More details emerge about the recent Microsoft hack

Apr 15, 2019 07:25 GMT  ·  By

Microsoft confirmed during the weekend that cybercriminals managed to compromise the account of a support agent and then access users’ email accounts.

More details, however, are now making the rounds to indicate that the incident was actually worse than explained in the software giant’s announcement, as the hackers were even able to read users’ emails.

A report from Motherboard and citing an unnamed source with knowledge of the hack reveals that the attackers could “gain access to any email account as long as it wasn’t a corporate level account.”

Microsoft explains in the notification that it sent to users that hackers were able to access some information, like email folder names and subject lines of emails, but no actual content of the email.

“This unauthorized access could have allowed unauthorized parties to access and/or view information related to your email account (such as your e-mail address, folder names, the subject lines of e-mails, and the names of other e-mail addresses you communicate with), but not the content of any e-mails or attachments,” Microsoft said (emphasis is ours).

“Our data indicates that account-related information (but not the content of any e-mails) could have been viewed,” it also said (again with our emphasis).

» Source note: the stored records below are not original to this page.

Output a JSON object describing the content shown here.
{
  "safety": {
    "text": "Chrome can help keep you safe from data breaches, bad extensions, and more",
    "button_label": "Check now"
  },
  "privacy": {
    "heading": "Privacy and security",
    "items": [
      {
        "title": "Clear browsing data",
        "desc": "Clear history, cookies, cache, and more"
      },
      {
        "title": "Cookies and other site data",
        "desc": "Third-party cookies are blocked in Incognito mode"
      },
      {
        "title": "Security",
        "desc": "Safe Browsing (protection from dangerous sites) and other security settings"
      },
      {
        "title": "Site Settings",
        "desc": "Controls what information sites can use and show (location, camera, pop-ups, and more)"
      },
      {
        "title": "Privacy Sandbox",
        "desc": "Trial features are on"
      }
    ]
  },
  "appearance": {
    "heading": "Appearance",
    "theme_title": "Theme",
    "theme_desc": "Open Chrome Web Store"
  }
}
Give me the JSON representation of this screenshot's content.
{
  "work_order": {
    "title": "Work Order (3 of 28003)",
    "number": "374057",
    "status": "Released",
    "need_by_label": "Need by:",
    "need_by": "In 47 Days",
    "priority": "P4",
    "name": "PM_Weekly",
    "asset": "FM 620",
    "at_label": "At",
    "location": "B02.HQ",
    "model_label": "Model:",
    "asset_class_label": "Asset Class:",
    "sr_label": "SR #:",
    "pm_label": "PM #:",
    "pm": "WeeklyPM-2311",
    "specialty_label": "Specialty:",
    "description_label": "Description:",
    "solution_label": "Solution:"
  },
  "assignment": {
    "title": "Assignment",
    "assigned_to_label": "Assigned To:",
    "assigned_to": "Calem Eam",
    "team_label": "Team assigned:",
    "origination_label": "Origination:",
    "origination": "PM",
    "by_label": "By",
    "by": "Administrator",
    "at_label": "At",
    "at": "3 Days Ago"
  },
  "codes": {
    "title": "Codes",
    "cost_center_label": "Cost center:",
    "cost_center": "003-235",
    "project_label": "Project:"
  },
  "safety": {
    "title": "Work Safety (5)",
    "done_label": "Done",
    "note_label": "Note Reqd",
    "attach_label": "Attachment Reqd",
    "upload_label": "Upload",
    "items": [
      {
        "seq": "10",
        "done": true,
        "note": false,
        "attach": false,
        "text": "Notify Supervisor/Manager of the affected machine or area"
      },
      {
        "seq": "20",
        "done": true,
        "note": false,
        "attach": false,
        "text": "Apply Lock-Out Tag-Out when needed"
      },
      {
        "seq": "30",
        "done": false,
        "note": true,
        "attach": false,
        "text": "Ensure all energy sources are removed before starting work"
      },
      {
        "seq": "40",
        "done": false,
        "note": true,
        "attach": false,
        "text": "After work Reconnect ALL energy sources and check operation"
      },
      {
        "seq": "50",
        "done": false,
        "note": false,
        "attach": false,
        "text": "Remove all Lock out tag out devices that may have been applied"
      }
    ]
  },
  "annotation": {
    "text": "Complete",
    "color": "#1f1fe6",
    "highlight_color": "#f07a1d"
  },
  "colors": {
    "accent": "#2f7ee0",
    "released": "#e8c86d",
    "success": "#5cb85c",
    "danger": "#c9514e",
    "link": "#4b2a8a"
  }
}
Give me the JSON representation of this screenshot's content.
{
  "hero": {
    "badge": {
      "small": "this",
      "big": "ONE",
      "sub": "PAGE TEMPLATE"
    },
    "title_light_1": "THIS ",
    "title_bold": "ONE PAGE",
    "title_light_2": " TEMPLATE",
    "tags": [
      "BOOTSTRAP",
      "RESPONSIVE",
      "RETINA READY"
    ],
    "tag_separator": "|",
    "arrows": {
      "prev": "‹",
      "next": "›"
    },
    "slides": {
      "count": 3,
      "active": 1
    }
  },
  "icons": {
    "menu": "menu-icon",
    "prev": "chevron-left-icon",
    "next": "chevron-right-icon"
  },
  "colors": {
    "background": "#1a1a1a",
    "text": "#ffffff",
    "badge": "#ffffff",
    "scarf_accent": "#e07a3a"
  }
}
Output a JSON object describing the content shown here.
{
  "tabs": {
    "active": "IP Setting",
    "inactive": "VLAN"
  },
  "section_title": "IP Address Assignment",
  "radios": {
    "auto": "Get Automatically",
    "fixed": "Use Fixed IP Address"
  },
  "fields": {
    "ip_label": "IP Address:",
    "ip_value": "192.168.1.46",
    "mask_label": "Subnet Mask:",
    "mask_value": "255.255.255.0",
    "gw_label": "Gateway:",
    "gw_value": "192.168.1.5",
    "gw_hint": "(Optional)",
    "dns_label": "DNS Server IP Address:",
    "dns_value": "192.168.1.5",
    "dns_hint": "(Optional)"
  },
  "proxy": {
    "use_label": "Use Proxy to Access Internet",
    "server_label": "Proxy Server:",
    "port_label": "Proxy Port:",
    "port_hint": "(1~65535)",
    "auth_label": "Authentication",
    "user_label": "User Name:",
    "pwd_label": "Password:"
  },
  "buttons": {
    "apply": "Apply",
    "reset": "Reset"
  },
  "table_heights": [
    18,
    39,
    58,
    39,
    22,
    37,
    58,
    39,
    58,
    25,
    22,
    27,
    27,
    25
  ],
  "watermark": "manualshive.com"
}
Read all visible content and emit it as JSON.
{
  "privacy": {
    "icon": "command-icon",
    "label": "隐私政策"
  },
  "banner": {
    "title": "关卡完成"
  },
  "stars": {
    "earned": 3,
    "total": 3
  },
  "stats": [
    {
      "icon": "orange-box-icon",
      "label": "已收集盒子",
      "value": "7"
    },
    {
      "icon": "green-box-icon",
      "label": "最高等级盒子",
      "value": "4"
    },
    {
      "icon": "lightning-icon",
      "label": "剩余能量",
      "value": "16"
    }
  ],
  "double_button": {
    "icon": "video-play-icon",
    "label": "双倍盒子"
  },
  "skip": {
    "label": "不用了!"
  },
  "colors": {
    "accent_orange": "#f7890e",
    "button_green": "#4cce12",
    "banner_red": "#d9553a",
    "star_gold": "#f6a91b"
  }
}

Some user emails also exposed

But according to the cited source, hackers were able to gain “full access to email content,” as the compromised account had high privileges.

Microsoft later admitted that this was indeed the case, explaining that the emails of a small number of users might have been exposed, and it notified them accordingly.

“We addressed this scheme, which affected a limited subset of consumer accounts, by disabling the compromised credentials and blocking the perpetrators’ access,” the company was quoted as saying.

Furthermore, while Microsoft says the breach only occurred between January and March, the report indicates hackers had access to email accounts for about six months. Microsoft, however, denied this information.

By the looks of things, the breach occurred as part of a broader attack for iCloud unlocks, as hackers attempt to gain control of email accounts in order to bypass iPhone activation locks.